Эти слова взбесили Германрика, и он процедил сквозь зубы:
– Худо тебе будет за твой язык!
Мефодий не испугался угрозы. Он вспомнил Писание и ответил:
– Я говорю истину перед царями, и мне сраму не будет. – И, подняв руку, наставительно добавил: – А вы делайте со мной, что хотите. Я не лучше тех, кто боролись за истину и потому в муках ушли из этой жизни...
– Что ты не лучше, мы знаем. – с насмешкой в голосе сказал Адальвин, но Мефодий прервал его:
– Мне неведомо, что вы знаете, но и вы не знаете, что я знаю о вас.
– Что ты можешь о нас знать? – пренебрежительно пожал плечами Анон Фрезингенский.

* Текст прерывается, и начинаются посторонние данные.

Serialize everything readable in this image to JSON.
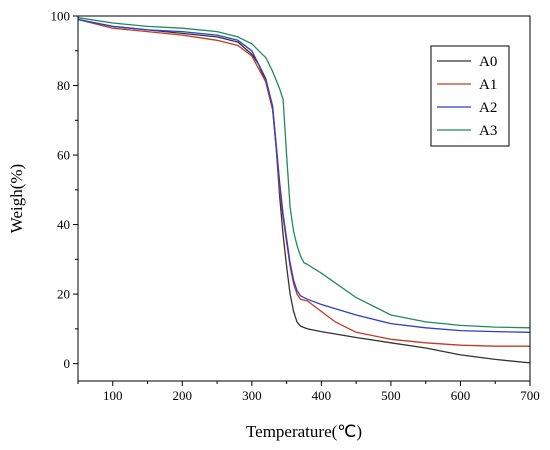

– Я знаю, что ваш земной путь заканчивается. Это не проклятие, а мысль, подсказанная мне небом, – ваш земной путь уже на исходе. Слишком велик груз грехов ваших, и тяжело стало матери-земле носить вас...
От этих слов епископы почувствовали себя неуютно. Желая вернуть им уверенность. Людовик Немецкий поднял брови и, уставившись тяжелым, свинцовым взглядом на сухое, пророческое лицо Мефодия, сказал:
– Не мучайте моего Мефодия, он и так весь в поту, будто у печи стоит...
В голосе слышалась плохо скрываемая насмешка, и Мефодий не остался в долгу:
– Ты прав, государь.. Раз один человек встретил философа и спросил его: «Отчего ты так взмок?» И тот ответил: «Я спорил с невежами».
Мефодий знал, что епископы никогда не простят ему этих слов. Поэтому он не удивился, что был отправлен в Швабию, подальше от своего диоцеза, от друзей и учеников. Те же самые епископы не переставая мучили его: посадили на хлеб и воду, жестоко издевались над ним, обезумев от ненависти и злобы. Но и за высокими стенами замков, в сырых подземельях, где он сидел вместе с преступниками и сумасшедшими, Мефодий ощущал заботу и присутствие Саввы. Что и как делал неутомимый ученик и сподвижник, Мефодий не знал, но его тайные весточки и знаки постоянно напоминали учителю, что есть люди, которые думают о нем. Он видел Савву только раз, в конце первого года заточения, – в воротах крепости. Мефодия перевозили в другой город, и конвойные даже не заметили присутствия Саввы. С Саввой был и один из учеников помоложе, Лазарь, умный и ловкий юноша, который легко входил в доверие и к знатным, и к простым людям. Их незримое участие укрепляло надежду Мефодия на то, что его плен продлится недолго. И он не ошибся. Новый папа Иоанн VIII настоял на его освобождении. Легат Павел Анконский привез распоряжение папы. С ним приехал Савва, чтобы указать место, где заточен Мефодий Но радость Мефодия омрачило известие о гибели Лазаря от рук немецких священников. Смерть настигла юношу в Риме после встречи с Анастасием, которому он рассказал о судьбе Мефодия. Лазарь вышел из Латерана и исчез, а через несколько дней его нашли мертвым в лесу. Но и убийство не смягчило немецкой злобы: дорога в Паннонию была для Мефодия закрыта, и ему пришлось ехать в Моравию... И вот его конь стоит на невысоком холме и призывно ржет, чуя конец пути. Косые солнечные лучи золотят медные украшения на сбруе, на земле лежат длинные ломаные тени коня и человека. Савва терпеливо ждет, пока учитель и архиепископ отпустят поводья, чтобы продолжить путь к городу надежды, где их ожидают остальные ученики.